Es sei in aller Deutlichkeit gesagt, dass die Starwings gegen Fribourg nicht gewinnen müs­sen – und es derzeit auch nicht können. Es gab Zeiten, da waren die „Wings“ der Angst­gegner des Rekord- und Schweizermeisters, der zugleich auch der Vorzeigeklub des Lan­des ist und sich heuer - nach vielen Exploits in der Qualifikationsphase - für die Champi­ons League qualifiziert hat. Und in diesem Wettbewerb, den die Starwings maximal vom Fernsehen her kennen, gibt FO eine gute Figur ab und zwang Venezia, vor zwei Jahren italienischer Meister und Europacup-Sieger in die Verlängerung. 

Das Duell Olympic gegen das Arlesheimer-Birsfelden Kombinat war ungleich. Und zuletzt verkam es auch resultatmässig zu einem „Massaker“, denn nach 33 Minuten stand es „nur“ 75:63 – und namentlich im dritten Viertel waren die Unterbaselbieter dem Rivalen überle­gen gewesen und hatten den Pausenrückstand sukzessive verkleinert. Ein Justin Mitchell war – ausnahmsweise – ein umsichter Spielmacher, streute einige feine Assists ein und seine Wurfquote war korrekt. So, wie die Starwings bei den Dreiern eine bessere Quote als die Freiburger aufwiesen. 

Zuletzt war es ein Waterloo... 

Aber dann setzte es innert Minuten einen 18:0-Run ab – und das Gastquintett wurde über­rannt, durchgeschüttelt und zum Spielball degradiert. Im Boxen hätten die Betreuer umge­hend das Handtuch werfen müssen – derart krass war die Überlegenheit der Romands. Und statt ei­nes anständigen Resultates verliess Cheftrainer Roland Pavloski und sein Per­sonal die einzige Basket-Halle der Schweiz mit der Gewissheit, schlichtweg inferior zu sein, wenn der Rivale aggressiv spielt (vor allem verteidigt) und das fragile Starwings-Ge­füge wie ein Kartenhaus zusammenbricht. 

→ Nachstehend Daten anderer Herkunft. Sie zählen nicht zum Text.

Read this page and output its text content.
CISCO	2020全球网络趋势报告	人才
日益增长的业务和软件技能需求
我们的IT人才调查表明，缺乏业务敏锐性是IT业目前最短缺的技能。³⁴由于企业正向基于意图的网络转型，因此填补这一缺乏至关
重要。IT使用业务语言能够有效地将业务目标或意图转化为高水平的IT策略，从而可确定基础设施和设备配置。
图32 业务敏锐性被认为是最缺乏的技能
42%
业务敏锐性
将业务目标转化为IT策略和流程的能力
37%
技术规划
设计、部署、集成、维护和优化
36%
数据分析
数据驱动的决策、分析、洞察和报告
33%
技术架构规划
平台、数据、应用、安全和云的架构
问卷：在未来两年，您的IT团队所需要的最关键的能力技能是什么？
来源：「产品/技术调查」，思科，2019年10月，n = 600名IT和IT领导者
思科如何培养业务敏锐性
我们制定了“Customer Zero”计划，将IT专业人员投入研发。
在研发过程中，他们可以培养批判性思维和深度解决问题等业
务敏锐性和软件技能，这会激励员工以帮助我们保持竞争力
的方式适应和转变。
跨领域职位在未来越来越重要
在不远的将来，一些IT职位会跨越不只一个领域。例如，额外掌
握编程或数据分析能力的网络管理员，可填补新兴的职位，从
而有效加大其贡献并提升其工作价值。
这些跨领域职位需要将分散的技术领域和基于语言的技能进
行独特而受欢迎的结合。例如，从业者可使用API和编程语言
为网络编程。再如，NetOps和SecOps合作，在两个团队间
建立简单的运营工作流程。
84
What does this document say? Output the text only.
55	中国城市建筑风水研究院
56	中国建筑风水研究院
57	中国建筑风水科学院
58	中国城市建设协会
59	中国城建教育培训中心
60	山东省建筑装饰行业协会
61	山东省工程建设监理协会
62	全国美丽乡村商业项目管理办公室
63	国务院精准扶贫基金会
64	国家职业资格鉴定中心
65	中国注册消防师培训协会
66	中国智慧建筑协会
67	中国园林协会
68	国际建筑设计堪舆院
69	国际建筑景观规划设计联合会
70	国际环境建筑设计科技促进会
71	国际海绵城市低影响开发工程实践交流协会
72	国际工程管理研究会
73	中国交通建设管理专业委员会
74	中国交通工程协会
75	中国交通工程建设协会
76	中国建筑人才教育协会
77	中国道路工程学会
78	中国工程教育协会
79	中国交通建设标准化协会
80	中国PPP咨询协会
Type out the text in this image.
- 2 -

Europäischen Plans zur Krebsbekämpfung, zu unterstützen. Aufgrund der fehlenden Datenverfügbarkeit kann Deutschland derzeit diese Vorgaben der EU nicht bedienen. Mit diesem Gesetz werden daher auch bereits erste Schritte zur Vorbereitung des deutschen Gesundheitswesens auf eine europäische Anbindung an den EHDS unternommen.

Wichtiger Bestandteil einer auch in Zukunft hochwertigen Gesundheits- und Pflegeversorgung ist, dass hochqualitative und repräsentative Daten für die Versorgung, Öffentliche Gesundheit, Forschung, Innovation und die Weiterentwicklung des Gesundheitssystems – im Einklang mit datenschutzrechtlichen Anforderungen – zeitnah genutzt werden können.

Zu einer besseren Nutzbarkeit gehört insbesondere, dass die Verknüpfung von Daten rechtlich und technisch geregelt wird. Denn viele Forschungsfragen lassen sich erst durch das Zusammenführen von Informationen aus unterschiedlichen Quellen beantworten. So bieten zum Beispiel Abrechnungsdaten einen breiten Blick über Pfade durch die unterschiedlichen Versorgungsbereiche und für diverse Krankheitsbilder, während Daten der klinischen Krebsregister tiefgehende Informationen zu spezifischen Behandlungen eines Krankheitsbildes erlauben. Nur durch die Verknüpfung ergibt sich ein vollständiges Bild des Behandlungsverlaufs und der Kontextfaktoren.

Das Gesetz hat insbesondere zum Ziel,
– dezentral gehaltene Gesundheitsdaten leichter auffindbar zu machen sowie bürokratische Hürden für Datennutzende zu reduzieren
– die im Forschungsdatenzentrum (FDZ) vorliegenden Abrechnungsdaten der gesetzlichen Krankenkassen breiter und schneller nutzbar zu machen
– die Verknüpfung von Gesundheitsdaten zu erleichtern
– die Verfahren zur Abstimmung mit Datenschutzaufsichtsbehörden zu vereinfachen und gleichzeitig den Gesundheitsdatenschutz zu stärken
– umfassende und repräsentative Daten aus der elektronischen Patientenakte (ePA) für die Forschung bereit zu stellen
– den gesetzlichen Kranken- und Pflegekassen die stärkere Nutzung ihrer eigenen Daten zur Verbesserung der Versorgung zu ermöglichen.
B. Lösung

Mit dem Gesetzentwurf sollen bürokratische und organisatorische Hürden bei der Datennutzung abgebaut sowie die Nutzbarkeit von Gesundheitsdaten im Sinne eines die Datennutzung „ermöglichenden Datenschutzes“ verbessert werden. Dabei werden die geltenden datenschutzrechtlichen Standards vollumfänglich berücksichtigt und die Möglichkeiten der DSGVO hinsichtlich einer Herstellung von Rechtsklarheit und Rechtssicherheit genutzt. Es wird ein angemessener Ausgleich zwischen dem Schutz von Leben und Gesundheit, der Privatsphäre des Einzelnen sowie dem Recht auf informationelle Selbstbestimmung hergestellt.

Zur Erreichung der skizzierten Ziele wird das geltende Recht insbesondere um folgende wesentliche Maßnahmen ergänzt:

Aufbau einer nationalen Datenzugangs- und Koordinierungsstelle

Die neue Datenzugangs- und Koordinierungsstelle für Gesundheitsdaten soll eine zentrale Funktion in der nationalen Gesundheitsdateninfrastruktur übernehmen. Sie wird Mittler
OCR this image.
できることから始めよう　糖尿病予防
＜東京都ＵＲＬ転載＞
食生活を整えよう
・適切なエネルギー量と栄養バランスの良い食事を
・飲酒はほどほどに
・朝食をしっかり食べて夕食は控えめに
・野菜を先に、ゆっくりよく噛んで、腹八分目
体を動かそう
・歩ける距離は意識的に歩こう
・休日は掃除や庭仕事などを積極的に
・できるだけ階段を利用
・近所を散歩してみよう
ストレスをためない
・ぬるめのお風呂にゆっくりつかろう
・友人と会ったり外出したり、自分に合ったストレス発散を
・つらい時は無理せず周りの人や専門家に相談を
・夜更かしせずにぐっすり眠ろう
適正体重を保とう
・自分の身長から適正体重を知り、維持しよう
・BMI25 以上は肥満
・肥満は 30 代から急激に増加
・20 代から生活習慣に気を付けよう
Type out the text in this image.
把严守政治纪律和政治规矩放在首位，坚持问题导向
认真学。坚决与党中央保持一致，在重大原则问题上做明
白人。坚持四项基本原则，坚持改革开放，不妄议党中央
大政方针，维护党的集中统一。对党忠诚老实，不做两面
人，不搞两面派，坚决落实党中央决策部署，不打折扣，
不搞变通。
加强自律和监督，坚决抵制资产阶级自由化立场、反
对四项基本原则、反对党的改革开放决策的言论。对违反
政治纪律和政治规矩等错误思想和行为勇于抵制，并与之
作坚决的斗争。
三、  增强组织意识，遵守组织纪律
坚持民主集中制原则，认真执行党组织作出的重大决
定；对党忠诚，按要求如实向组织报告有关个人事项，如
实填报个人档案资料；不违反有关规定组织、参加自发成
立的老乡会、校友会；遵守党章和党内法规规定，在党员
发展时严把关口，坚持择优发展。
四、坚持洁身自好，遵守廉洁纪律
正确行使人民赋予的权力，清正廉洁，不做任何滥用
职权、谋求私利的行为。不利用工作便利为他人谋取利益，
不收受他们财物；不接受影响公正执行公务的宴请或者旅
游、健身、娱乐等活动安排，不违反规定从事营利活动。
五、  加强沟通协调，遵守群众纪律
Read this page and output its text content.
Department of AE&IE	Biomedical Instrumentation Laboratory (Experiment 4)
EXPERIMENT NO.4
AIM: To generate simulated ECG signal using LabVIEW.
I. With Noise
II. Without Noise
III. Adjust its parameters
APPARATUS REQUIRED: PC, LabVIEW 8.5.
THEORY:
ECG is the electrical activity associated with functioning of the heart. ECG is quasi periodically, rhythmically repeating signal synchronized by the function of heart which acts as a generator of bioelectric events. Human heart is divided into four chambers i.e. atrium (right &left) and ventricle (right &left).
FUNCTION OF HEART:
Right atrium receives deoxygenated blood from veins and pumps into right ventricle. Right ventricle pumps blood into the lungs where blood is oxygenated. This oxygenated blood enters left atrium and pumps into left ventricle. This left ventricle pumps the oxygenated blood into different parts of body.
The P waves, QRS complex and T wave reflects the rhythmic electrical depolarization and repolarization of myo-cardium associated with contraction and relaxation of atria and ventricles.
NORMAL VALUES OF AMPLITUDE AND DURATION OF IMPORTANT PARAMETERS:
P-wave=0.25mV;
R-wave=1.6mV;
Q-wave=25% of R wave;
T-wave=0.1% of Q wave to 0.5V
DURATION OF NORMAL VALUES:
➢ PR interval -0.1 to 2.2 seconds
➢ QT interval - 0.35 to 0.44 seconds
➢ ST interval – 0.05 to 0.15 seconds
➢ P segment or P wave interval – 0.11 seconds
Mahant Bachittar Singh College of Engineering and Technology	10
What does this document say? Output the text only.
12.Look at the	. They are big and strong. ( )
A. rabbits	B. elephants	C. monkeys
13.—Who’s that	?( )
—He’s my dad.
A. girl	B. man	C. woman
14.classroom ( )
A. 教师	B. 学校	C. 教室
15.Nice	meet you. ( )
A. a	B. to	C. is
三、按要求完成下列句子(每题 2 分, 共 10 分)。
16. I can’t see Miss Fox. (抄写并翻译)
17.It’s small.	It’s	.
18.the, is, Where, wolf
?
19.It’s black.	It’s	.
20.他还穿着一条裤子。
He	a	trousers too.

Es hat in jeder der neun Verlustpartien lichte Momente gegeben. Kurze Phasen, wo die Baselbieter „dran“ waren, wo man Positives sah. Das schon. Nur – über 40 Minuten waren alle, sowohl individuell wie als Kollektiv, überfordert. Die Equipe lässt in der Regel in jedem Match in den ersten 20 Minuten (erste Halbzeit) bis zu 55 Punkte zu; Athletik und Physis (Explosivität, Schnellkraft, Sprungvermögen) sind nicht auszumachen. Der Cupsieger aus dem Jahre 2010 hat die schwächste Offensive – in der Regel schaffte man in den letzten Partien knapp 70 Punkte. Defensiv ist man jedem Widersacher um Klassen unterlegen – ein jeder Rivale, der sein Spiel durchzieht, wirft 90 und mehr Punkte. Da lassen sich nur schwer Partien gewinnen. 

Besserung ist nicht in Sicht 

Während Olympic zu 26 Freiwürfen kam, standen die Birsfelder nur zehn Mal an der Frei­wurflinie. Ihr Inside-Spiel ist inexistent – man prallt an der Olympic-Defense förmlich ab. Und weil in keinem Match die vier Profispieler zusammen glänzten (in Freiburg gefielen Mitchell und Center Ryan Smith, der erneut 20 Punkte erzielte, während Auston Calhoun ein Schatten seiner selbst ist und Nemanja Calasan gegen die Freiburger Übermacht un­ter den Körben chancenlos war) und die Schweizer Akteure genug Mühe mit sich selber bekunden, sprechen die Resultate ein klare Sprache. 

Man kann jede Verlustpartie relativieren und die Niederlagen-Serie schönreden. Tatsache ist aber, dass die Starwings in keinem Spiel eine reelle Siegeschance hatten. Auch nicht gegen die „Kleinen“ wie Luzern, Vevey oder Lausanne/Pully. Und daran wird sich in den nächsten Wochen und Monaten auch nichts ändern.